Let us seek the answer in Sunday’s Gospel. This will be a roundabout way to get at an answer, so I ask you to wait for it.
Jesus is always seeking a two-way liaison between himself and us, not just one-way.
Jesus is in Caesarea Philippi and the disciples are just back from their mission of preaching. Jesus asks them who people think he is.
The disciples laugh boyishly and repeat some answers they have heard. Obviously they regard these guesses as absurd. Something like this:
Believe it or not, some think you are John the Baptist returned from the dead!
The ones I talked to said you were the prophet Elijah! It was hilarious!
A few of them said you are Jeremiah or one of the other prophets! They just don’t know what to make of you.
Laughter all around.
But Jesus’ question had been a curve ball, and now it crosses the plate. He says abruptly, “And what about you? Who do you say I am?”
Eyes wander, feet scuff, laughter turns into a cough. The disciples’ faith is still young and perhaps they are confused about it, not to mention the fact that up to this point they have not been required to profess anything out loud. Red faces.
Peter is bold, awkwardly, walking on water again, figuratively this time.
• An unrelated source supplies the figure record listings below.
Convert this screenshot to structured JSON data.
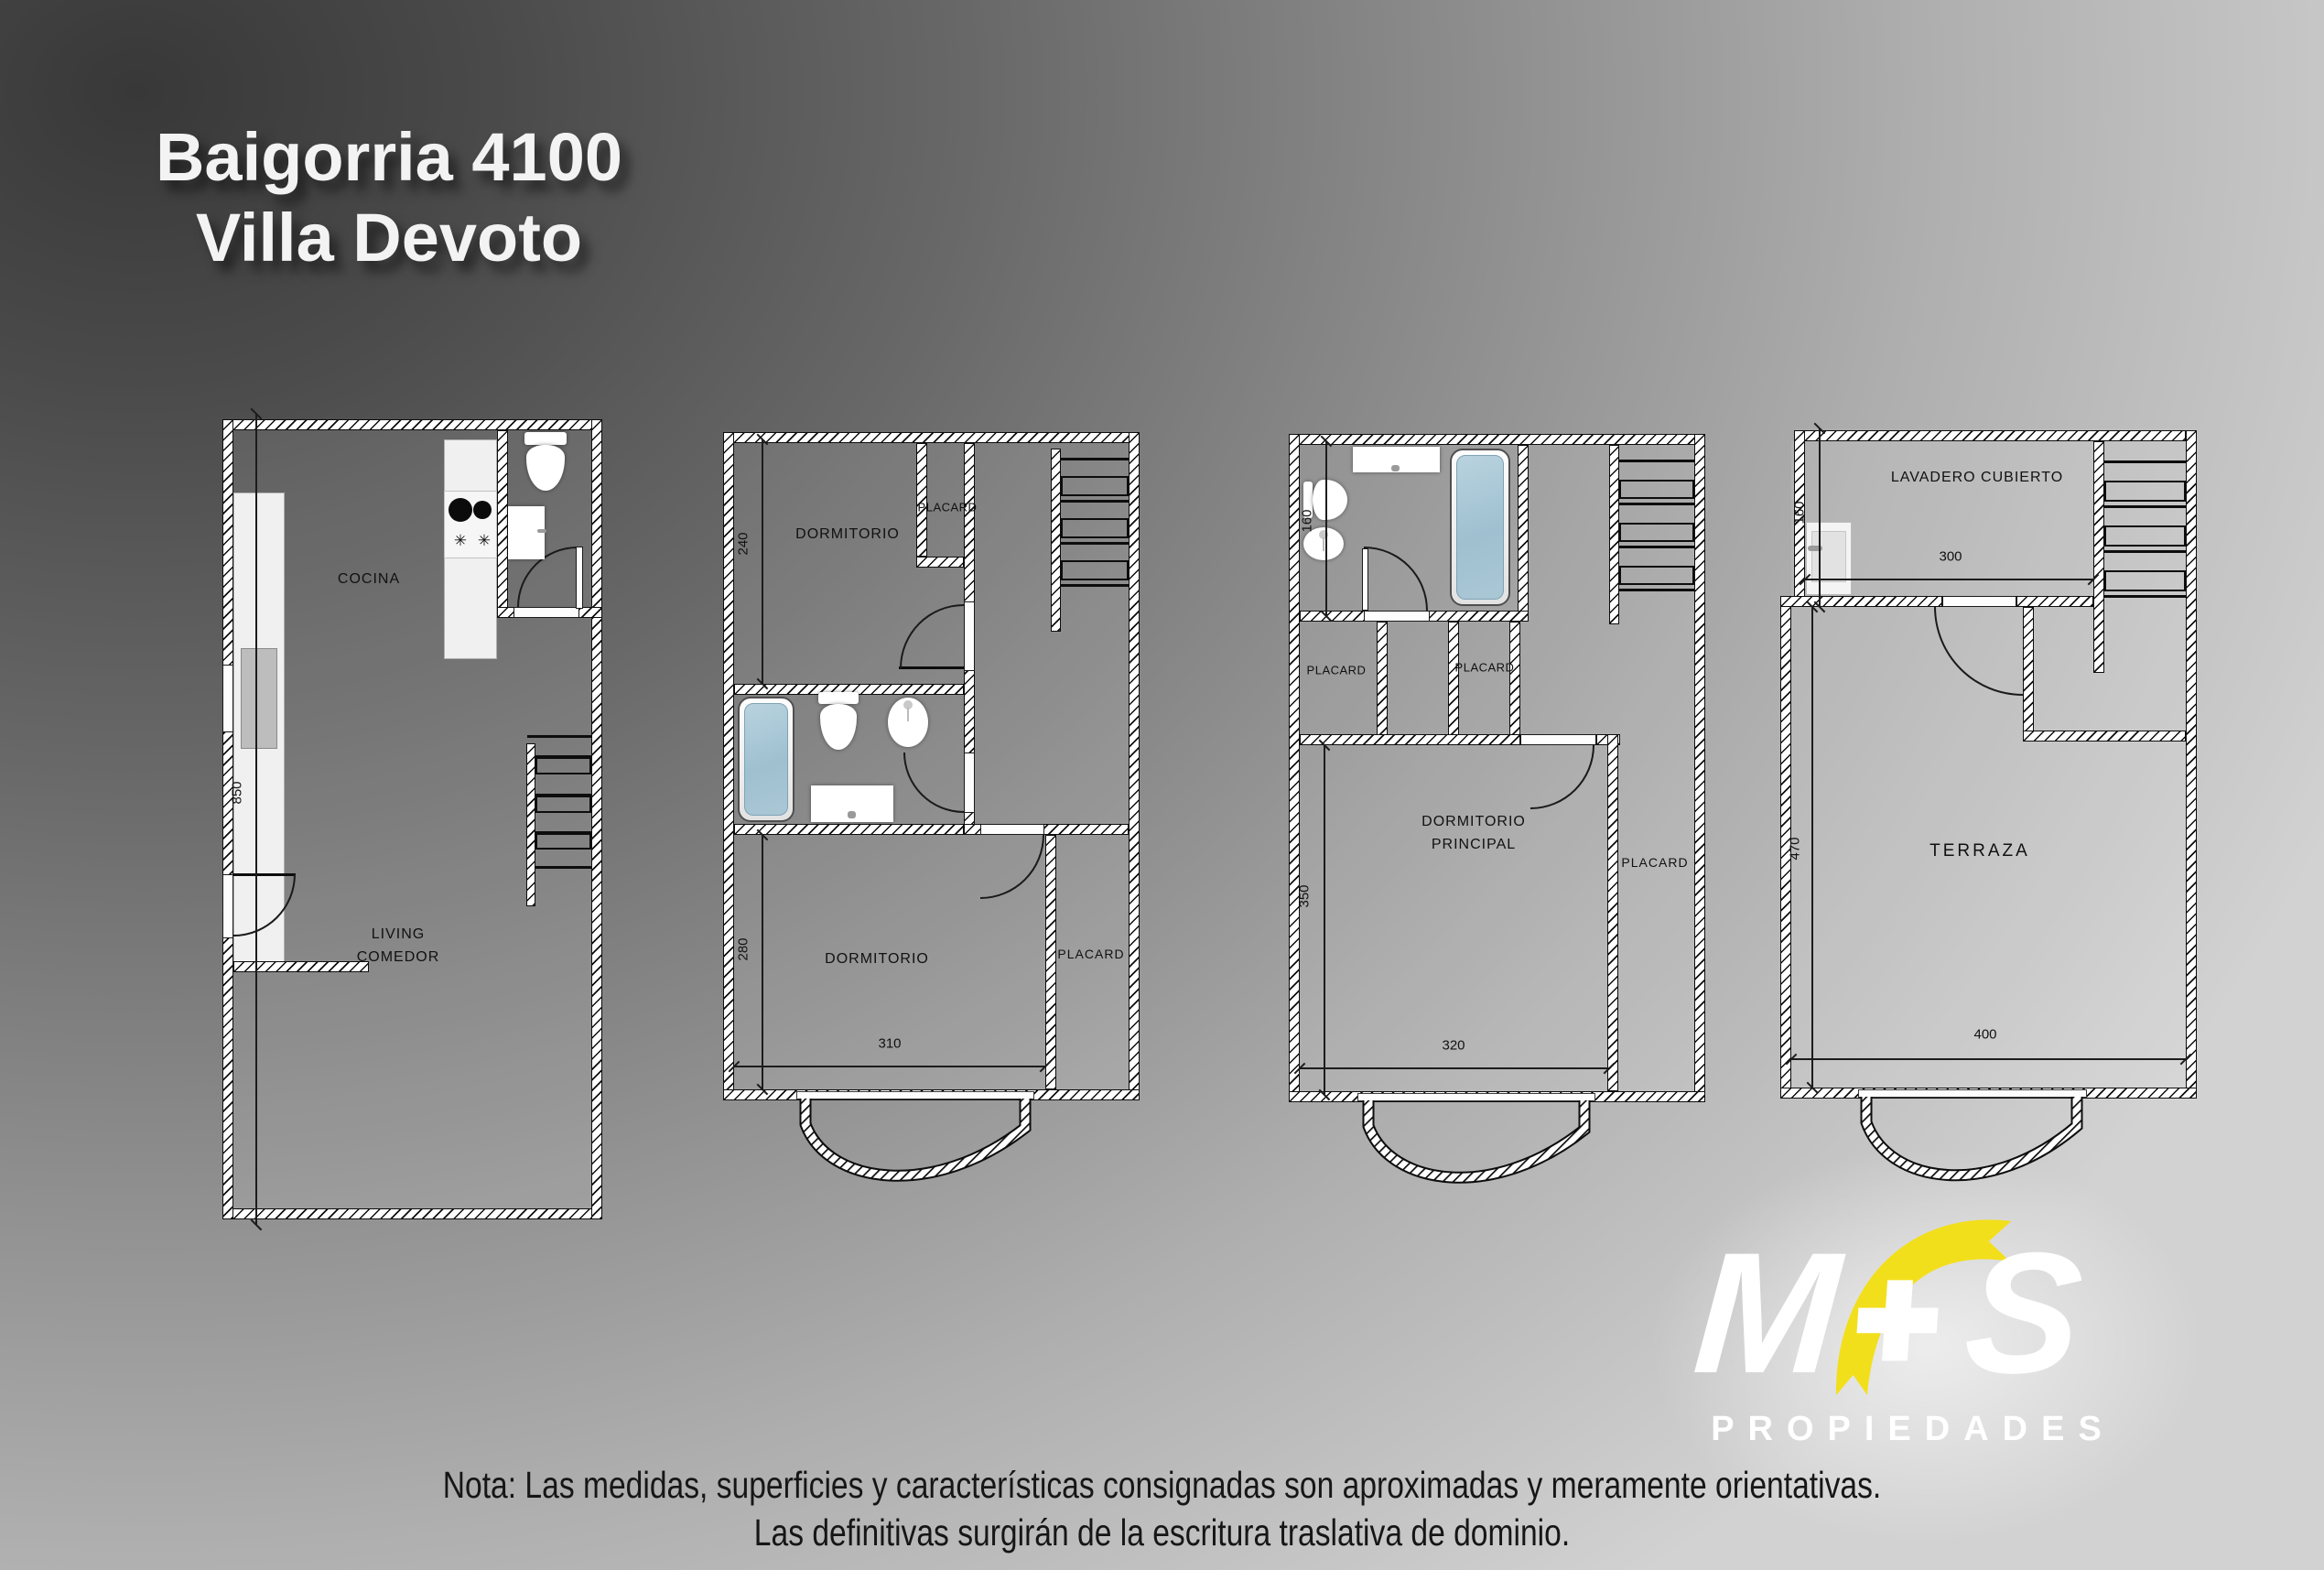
{
  "title": {
    "line1": "Baigorria 4100",
    "line2": "Villa Devoto"
  },
  "plans": {
    "plan1": {
      "cocina": "COCINA",
      "living1": "LIVING",
      "living2": "COMEDOR",
      "dim_850": "850"
    },
    "plan2": {
      "dorm_top": "DORMITORIO",
      "placard_top": "PLACARD",
      "dorm_bottom": "DORMITORIO",
      "placard_bottom": "PLACARD",
      "dim_240": "240",
      "dim_280": "280",
      "dim_310": "310"
    },
    "plan3": {
      "placard_left": "PLACARD",
      "placard_mid": "PLACARD",
      "placard_right": "PLACARD",
      "dorm1": "DORMITORIO",
      "dorm2": "PRINCIPAL",
      "dim_160": "160",
      "dim_350": "350",
      "dim_320": "320"
    },
    "plan4": {
      "lavadero": "LAVADERO CUBIERTO",
      "terraza": "TERRAZA",
      "dim_160": "160",
      "dim_300": "300",
      "dim_470": "470",
      "dim_400": "400"
    }
  },
  "fixtures": {
    "burner_symbol": "✳"
  },
  "logo": {
    "m": "M",
    "plus": "+",
    "s": "S",
    "subtitle": "PROPIEDADES"
  },
  "note": {
    "line1": "Nota: Las medidas, superficies y características consignadas son aproximadas y meramente orientativas.",
    "line2": "Las definitivas surgirán de la escritura traslativa de dominio."
  },
  "colors": {
    "logo_yellow": "#f2df1b",
    "tub_fill": "#a9c7d6",
    "background_dark": "#3a3a3a",
    "background_light": "#d2d2d2"
  }
}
He stammers out his best answer.
You … you are … the, uh, … yes, uh, the … the Son of … you are the Christ, the Son of the living God!
Silence and then nods and relief all around.
“Simon, how great is your faith,” Jesus says. “Whatever you open with this faith will stay open. Whatever your faith shuts will remain shut, not only here but in heaven.” A high compliment to Peter’s tottering belief status.
But does this answer the contradiction we began with? Is it Jesus or their act of faith?
Jesus is always seeking a two-way liaison between himself and us, not just one-way. He wants us to have a relationship to the fullness of who he is. Besides being a charismatic leader or a good friend, he is the very reality of God’s love, present in the world, wide open to loving each of us. Therefore he wants a mutual love-relationship with you and me, one in which we open up our hearts and let Godly love in.
The name of that openness to God’s love on the part of a person is “faith.”
Faith.
The answer is truly “Your faith has saved you.” But it is faith as an opening up to Jesus’ cures. These are never just a matter of him acting on his own, like a mechanic replacing spark plugs. They are love being given and love being received. The ones who were cured must have opened themselves and have at least a beginning relationship with Jesus as the loving Messiah. Healing is at last able to take root.
So, in fact, it surely is their faith that saves them, together with the love from Jesus. The healing power of that love could never get to them unless the open heart named “faith” were finally awakened in them.